Те слова все еще были со мной, и я сказал:

– Сео лео гиф хо плай онбирит авит эрест айр лэдтоу.

– Близко, но не совсем.

– Какой‑то неизвестный поклонник преподнес нам динозавра.

– Нет, не отгадал, но моя новость ничуть не хуже. А скажу я тебе только тогда, когда ты умоешься, потому что такие вещи надо выслушивать чистеньким.

– Пока что я слушаю любовную песнь краснозадого павиана. – И это была чистая правда – песнь неслась из гостиной, где Аллен терзал свою душу бунтарством: «Мурашки, мурашки от взглядов милашки, а ты не веришь в мою любовь». – Знаешь что, ангел мой небесный, я сейчас его подожгу.

– Нет, не посмеешь. Особенно когда тебе все будет сказано.

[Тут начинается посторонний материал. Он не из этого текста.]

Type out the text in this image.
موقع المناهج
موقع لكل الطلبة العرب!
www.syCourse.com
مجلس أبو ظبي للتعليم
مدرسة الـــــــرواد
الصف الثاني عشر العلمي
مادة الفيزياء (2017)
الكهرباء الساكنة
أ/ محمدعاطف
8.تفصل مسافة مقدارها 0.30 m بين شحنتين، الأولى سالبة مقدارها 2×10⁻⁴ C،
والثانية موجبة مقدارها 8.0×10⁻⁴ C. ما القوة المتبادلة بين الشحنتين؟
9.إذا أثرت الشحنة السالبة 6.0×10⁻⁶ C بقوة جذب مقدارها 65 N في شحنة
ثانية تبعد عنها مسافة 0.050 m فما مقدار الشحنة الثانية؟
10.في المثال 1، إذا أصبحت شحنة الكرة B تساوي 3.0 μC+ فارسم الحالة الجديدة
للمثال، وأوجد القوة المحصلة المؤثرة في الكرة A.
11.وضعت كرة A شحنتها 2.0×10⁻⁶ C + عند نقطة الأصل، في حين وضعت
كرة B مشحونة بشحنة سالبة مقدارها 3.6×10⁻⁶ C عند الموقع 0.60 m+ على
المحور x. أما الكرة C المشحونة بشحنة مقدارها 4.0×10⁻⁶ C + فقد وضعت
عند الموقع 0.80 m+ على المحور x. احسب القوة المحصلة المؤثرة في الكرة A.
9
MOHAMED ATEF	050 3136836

– А нельзя сказать, пока я еще грязный?

– Нет.

Я вошел в гостиную. Мой сын ответил на мое приветствие с тем осмысленным выражением лица, какое бывает у человека, когда он жует резинку.

– Надеюсь, твое бедное верное сердце подобрали с полу?

– Чего?

– Не чего, а что. Последний раз я слышал, что его грубо растоптали.

– Боевик! – сказал он. – Первым номером по всей Америке. За две недели распродано два миллиона пластинок.

– Прекрасно! Значит, твое будущее обеспечено. – Поднимаясь по лестнице, я подхватил припев: – «Мурашки, мурашки от взглядов милашки, а ты не веришь в мою любовь».

Эллен подкралась ко мне с книжкой в руках, заложенной между страницами пальцем. Я знаю ее повадку. Она задаст мне какой‑нибудь вопрос, по ее мнению интересный для меня, а потом как бы невзначай выпалит то, что хотела сказать Мэри. Эллен торжествует, когда ей удается забежать вперед. Не назову ее сплетницей, но есть за ней такой грех. Я показал ей скрещенные пальцы:

– Чур, молчать!

– Но, папа…

– Чур! Сказано чур, значит, молчать, тепличная гвоздичка. – Я захлопнул за собой дверь и крикнул: – Моя ванная – моя крепость! – И услышал ее смех. Не верю детям, когда они хохочут над моими шутками. Я докрасна натер себе лицо и так яростно чистил зубы, что из десен выступила кровь. Потом побрился, надел чистую рубашку и ненавистный моей дочери галстук‑бабочку, как бы подняв знамя восстания.

Моя Мэри вся дрожала от нетерпения.

– Ты просто не поверишь.

– Сео лео гиф хо плай онбирит. Говори.

– Марджи самый верный друг на свете.

– Цитирую: «…Человек, который изобрел часы с кукушкой, умер. Это не ново, но слышать приятно…»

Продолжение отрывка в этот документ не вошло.